Interceptors are logic that runs before and after requests.
- Transaction management
- Logging
- Authentication/Authorization
- Request validation
Lifecycle
Interceptors have a 3-phase lifecycle.
Interface
go
type Interceptor interface {
PreHandle(ctx ExecutionContext, meta HandlerMeta) error
PostHandle(ctx ExecutionContext, meta HandlerMeta)
AfterCompletion(ctx ExecutionContext, meta HandlerMeta, err error)
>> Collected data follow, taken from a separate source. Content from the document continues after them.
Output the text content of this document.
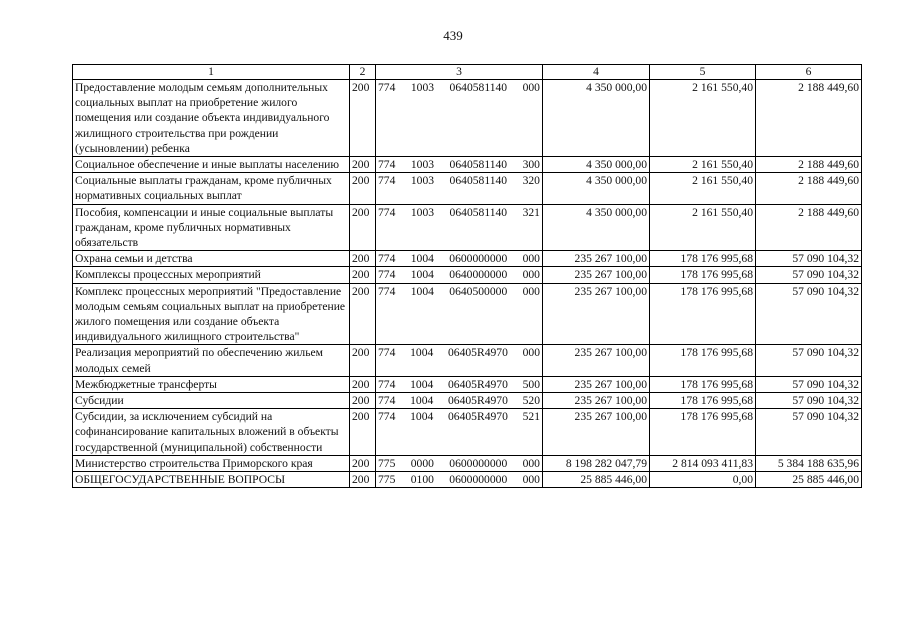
439
1	2	3	4	5	6
Предоставление молодым семьям дополнительных социальных выплат на приобретение жилого помещения или создание объекта индивидуального жилищного строительства при рождении (усыновлении) ребенка	200	774 1003 0640581140 000	4 350 000,00	2 161 550,40	2 188 449,60
Социальное обеспечение и иные выплаты населению	200	774 1003 0640581140 300	4 350 000,00	2 161 550,40	2 188 449,60
Социальные выплаты гражданам, кроме публичных нормативных социальных выплат	200	774 1003 0640581140 320	4 350 000,00	2 161 550,40	2 188 449,60
Пособия, компенсации и иные социальные выплаты гражданам, кроме публичных нормативных обязательств	200	774 1003 0640581140 321	4 350 000,00	2 161 550,40	2 188 449,60
Охрана семьи и детства	200	774 1004 0600000000 000	235 267 100,00	178 176 995,68	57 090 104,32
Комплексы процессных мероприятий	200	774 1004 0640000000 000	235 267 100,00	178 176 995,68	57 090 104,32
Комплекс процессных мероприятий "Предоставление молодым семьям социальных выплат на приобретение жилого помещения или создание объекта индивидуального жилищного строительства"	200	774 1004 0640500000 000	235 267 100,00	178 176 995,68	57 090 104,32
Реализация мероприятий по обеспечению жильем молодых семей	200	774 1004 06405R4970 000	235 267 100,00	178 176 995,68	57 090 104,32
Межбюджетные трансферты	200	774 1004 06405R4970 500	235 267 100,00	178 176 995,68	57 090 104,32
Субсидии	200	774 1004 06405R4970 520	235 267 100,00	178 176 995,68	57 090 104,32
Субсидии, за исключением субсидий на софинансирование капитальных вложений в объекты государственной (муниципальной) собственности	200	774 1004 06405R4970 521	235 267 100,00	178 176 995,68	57 090 104,32
Министерство строительства Приморского края	200	775 0000 0600000000 000	8 198 282 047,79	2 814 093 411,83	5 384 188 635,96
ОБЩЕГОСУДАРСТВЕННЫЕ ВОПРОСЫ	200	775 0100 0600000000 000	25 885 446,00	0,00	25 885 446,00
}| Method | Execution Timing | Return | Purpose |
|---|---|---|---|
PreHandle | Before controller execution | error | Auth, validation, transaction start |
PostHandle | After controller success | none | Response processing |
AfterCompletion | Always (success/failure) | none | Resource cleanup, commit/rollback |
Global Interceptors vs Route Interceptors
Spine supports two levels of interceptors.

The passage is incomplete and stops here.